Postmodern Agriculture - Food With Full Attention
(Ferndale, Washington)

We Are Glacial Erratics

Toni and I just finished watching an old NOVA program on the Lake Missoula floods. These were glacial floods that carved out the channeled scablands of central Washington, the Columbia Gorge and petered out in the Willamette Valley of Oregon. As some of you may know, Missoula, Montana is at the center of five valleys - one of the reasons it has a smog problem in the winter. During the last Ice Age, a great ice dam would form periodically and block up the water from what is now known as the Clark Fork River. At the base of the ice dam, the water molecules could not expand and so did not become solid - in effect, supercooled water under intense pressure. This water looked for points of release and expanded any and all cracks until the ice dam cracked from the inside out. When it finally gave way, trillions of gallons of water were released and flowed west through Washington, the Gorge and down into the Willamette Valley, as well as to the sea. It only took a few hours and was truly a spectacular cataclysmic event. It is also likely that there were several such events and some Paleo-Indians may have been witness to some of the events, as they happened between 20,000 - 15,000 years ago. However, there are no stories in the myths of the indigenous tribes of the Pacific Northwest that I know about.

One of the interesting features of these Lake Missoula floods is the presence of glacial erratics scattered about the landscape. Glacial erratics are huge boulders strewn about the landscape in odd places. You can see them in Vancouver, Washington and Portland, Oregon, as well as in the channeled scablands of central Washington. They come about as glaciers move across a landscape and sheer off hunks of rock and assimilate them into the moving ice sheet. They then are deposited as the glaciers melt. In the Lake Missoula floods, the glacial erratics were probably carried in the chunks of ice that broke off the huge pieces of the ice dam as it moved through the landscape and then settled out as the ice chunks melted.

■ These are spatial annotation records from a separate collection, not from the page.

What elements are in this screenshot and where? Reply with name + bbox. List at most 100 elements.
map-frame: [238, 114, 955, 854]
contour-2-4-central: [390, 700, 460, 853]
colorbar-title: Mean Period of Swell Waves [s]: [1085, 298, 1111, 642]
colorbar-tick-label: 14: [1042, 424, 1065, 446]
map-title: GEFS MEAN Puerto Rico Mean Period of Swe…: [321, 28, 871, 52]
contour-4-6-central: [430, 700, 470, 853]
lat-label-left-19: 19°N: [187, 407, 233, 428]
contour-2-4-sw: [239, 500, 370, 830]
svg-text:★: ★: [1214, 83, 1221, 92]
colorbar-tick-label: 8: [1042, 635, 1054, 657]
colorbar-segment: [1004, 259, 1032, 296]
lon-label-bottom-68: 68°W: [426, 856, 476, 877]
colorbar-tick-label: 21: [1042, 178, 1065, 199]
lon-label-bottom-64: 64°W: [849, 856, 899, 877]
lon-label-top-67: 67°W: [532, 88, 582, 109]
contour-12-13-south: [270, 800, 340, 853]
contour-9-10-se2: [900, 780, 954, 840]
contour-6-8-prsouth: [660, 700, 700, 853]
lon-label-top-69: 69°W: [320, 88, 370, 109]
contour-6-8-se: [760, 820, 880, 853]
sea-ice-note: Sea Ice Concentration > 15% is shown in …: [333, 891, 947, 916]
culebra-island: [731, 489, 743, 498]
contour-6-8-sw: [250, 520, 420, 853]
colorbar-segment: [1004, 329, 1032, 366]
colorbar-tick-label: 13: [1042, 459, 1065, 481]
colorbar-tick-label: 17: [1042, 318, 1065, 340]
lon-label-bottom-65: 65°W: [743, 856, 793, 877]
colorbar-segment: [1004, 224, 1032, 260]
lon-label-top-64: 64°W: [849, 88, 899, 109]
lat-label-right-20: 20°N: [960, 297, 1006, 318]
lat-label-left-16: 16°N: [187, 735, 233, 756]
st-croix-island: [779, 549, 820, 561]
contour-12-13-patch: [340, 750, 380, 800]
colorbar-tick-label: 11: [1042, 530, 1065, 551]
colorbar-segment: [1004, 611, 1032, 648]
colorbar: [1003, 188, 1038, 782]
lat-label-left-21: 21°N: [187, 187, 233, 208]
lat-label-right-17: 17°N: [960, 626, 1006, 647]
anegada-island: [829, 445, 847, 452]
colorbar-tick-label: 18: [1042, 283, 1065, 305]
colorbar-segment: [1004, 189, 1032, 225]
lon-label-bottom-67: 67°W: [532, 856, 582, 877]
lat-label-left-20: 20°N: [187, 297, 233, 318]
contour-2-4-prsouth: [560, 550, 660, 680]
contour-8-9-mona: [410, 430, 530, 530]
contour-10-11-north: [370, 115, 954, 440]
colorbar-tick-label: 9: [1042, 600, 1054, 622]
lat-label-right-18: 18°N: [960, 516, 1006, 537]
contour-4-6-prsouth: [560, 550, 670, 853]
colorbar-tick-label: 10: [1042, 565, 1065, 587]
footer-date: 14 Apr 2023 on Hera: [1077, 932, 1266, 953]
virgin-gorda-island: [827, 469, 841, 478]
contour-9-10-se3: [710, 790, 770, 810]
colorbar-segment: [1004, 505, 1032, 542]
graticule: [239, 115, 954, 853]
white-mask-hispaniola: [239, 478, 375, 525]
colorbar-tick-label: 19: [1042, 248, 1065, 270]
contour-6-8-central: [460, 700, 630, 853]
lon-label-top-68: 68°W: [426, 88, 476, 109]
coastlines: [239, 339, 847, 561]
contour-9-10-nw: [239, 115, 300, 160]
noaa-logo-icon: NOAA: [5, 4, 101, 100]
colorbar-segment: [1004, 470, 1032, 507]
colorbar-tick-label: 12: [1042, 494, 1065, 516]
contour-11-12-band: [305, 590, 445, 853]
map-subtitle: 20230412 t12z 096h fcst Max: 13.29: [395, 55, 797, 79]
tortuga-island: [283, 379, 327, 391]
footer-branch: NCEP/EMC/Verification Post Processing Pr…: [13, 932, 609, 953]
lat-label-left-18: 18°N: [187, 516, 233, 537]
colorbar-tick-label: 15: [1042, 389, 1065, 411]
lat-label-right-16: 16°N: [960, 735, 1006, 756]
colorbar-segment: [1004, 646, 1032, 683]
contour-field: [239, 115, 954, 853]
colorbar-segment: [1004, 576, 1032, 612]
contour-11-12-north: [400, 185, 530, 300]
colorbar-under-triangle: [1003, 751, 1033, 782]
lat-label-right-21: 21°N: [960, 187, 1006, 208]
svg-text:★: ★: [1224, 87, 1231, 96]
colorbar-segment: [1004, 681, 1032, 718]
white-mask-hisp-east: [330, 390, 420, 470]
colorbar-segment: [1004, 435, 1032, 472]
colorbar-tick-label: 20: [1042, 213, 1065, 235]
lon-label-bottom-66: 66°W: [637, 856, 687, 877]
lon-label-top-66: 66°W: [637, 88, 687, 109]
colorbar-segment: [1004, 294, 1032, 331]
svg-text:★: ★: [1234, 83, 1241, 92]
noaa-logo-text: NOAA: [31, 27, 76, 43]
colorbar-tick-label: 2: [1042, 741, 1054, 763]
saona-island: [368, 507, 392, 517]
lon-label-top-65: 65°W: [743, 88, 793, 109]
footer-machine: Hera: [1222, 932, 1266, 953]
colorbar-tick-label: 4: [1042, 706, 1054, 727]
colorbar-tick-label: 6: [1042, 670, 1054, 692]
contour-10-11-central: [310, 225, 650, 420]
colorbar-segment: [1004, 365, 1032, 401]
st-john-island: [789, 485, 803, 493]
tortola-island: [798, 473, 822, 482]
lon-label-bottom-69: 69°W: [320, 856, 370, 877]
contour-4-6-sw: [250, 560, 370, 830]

Toni and I are sort of like glacial erratics. We were assimilated into the great Movement of the 60's, as so many of our comrades were, and carried along in the tide of social unrest. When the flood settled out and the protective shell melted, we ended up scattered about the landscape. It is quite amusing that we ended up as glacial erratics (and yes, we are often erratic!) in Vancouver on the same ground as the glacial erratics of the great Lake Missoula floods. Then we sort of rolled up the coast to Ferndale. So here we are and we are still erratic. There are many of us scattered about the landscape and sometimes we recognize each other.